Il Parco, un’area di pregio che racchiude la parte sommitale delle montagne del Casentino per una superficie di 36.000 ha, ha caratteristiche uniche a livello faunistico e floristico: le ultime tre tappe del Cammino ( Stia – Camaldoli, Camaldoli – Badia Prataglia, Badia Prataglia – Chiusi della Verna ), sono indimenticabili per bellezza e fascino, luoghi unici in cui farsi permeare dalla bellezza di Madre Natura, aree geografiche da rispettare e tutelare!

Parco e Cammini di Francesco in Casentino

L’associazione I Cammini di Francesco in Casentino aderisce alla Carta Europea del Turismo Sostenibile (CETS) promossa dall’Ente Parco, e ha deciso di operare per la valorizzazione, la tutela e la riconoscibilità degli aspetti naturalistici dell’area protetta, dedicando a tutti i pellegrini che attraversano il Parco seguendo il tracciato della Via di Francesco in Toscana, un’attenzione in più: presso ogni struttura della rete dell’Ospitalità sarà a disposizione un QRcode “speciale” (riferimento Azione n. 48 CETS PNFC annualità 2022-2023-2024)!

Ognuno di voi potrà conoscere in anticipo alcune delle peculiarità naturalistiche, storiche e gli ambiti di ricerca e tutela che riguardano le zone che il giorno successivo potrete attraversare seguendo il cammino: ci auguriamo in questo modo di dare uno strumento a tutti i pellegrini con il quale essere in grado di godere e comprendere quanto speciale sia il territorio tutelato dall’Ente, quanta bellezza sia nascosta in ogni angolino spesso sottovalutato o frettolosamente oltrepassato, quanta importanza abbiano i pellegrini che diventano, in questo semplice modo, ambasciatori consapevoli essi stessi.

La scansione del QR code che vi collegherà con la pagina dedicata alle tappe qui di seguito (la suddivisione in tappe è così proposta solo per motivi di consuetudine).

*Da Stia a Camaldoli

*Da Camaldoli a Badia Prataglia

*Da Badia Prataglia a Chiusi della Verna

Camminare nel Parco richiede alcune semplici regole dettate del buon senso e dall’esperienza di chi ha vissuto la montagna prima di noi: teniamole bene a mente!

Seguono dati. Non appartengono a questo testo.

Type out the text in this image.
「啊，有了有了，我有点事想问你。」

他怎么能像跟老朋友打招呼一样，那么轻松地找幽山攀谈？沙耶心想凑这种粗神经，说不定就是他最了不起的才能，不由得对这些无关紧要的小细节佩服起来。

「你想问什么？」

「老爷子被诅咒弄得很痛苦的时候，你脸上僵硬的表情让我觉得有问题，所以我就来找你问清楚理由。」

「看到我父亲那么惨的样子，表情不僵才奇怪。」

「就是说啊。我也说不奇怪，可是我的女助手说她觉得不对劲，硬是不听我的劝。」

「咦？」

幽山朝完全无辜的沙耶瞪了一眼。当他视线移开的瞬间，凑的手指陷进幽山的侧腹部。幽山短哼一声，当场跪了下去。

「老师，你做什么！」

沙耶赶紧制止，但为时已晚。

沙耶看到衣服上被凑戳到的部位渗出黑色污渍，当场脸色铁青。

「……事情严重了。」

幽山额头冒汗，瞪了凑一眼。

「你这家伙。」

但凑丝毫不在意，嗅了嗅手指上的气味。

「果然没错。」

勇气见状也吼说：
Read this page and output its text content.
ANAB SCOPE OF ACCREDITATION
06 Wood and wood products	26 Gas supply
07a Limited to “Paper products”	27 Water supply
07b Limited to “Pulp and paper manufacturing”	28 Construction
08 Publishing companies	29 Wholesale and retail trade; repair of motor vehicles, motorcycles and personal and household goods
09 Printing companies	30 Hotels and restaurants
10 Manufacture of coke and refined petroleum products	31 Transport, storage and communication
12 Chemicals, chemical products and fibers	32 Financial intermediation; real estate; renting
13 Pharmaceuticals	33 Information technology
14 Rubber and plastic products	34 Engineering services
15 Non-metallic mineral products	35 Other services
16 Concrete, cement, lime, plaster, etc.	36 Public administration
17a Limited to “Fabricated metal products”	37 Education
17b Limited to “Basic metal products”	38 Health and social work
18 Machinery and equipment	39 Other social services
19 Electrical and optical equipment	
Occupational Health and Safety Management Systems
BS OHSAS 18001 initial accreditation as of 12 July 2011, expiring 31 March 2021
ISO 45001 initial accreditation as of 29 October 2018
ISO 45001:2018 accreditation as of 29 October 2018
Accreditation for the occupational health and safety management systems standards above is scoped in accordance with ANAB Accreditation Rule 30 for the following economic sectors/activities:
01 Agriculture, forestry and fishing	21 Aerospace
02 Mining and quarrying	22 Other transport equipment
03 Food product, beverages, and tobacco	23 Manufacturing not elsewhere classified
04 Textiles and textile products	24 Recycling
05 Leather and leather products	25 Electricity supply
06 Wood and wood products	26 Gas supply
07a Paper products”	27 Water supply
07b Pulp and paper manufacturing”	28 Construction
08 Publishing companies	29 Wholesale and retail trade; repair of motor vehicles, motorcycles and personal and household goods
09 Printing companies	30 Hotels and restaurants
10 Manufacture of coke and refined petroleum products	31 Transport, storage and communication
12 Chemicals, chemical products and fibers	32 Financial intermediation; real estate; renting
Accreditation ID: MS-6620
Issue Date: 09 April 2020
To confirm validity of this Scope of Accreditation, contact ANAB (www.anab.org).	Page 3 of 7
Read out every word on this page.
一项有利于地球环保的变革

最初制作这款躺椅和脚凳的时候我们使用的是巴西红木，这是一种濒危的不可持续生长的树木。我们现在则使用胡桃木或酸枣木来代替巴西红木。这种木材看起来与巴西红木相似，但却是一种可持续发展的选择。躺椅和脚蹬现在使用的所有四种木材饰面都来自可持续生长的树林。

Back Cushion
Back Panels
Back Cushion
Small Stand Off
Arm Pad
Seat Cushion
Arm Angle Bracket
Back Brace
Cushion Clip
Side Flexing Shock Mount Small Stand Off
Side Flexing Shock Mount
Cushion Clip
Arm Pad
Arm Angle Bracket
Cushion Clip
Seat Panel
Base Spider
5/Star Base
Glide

Da Stia verso il Parco Nazionale

Stia, paese d’origine (e invenzione!) del Panno del Casentino, alla cui lavorazione era dedicato il Lanificio, ancor oggi si caratterizza per lo stretto legame con i corsi d’acqua che lo attraversano (l’Arno e lo Staggia, che da il nome al paese) e il territorio montano che lo circonda.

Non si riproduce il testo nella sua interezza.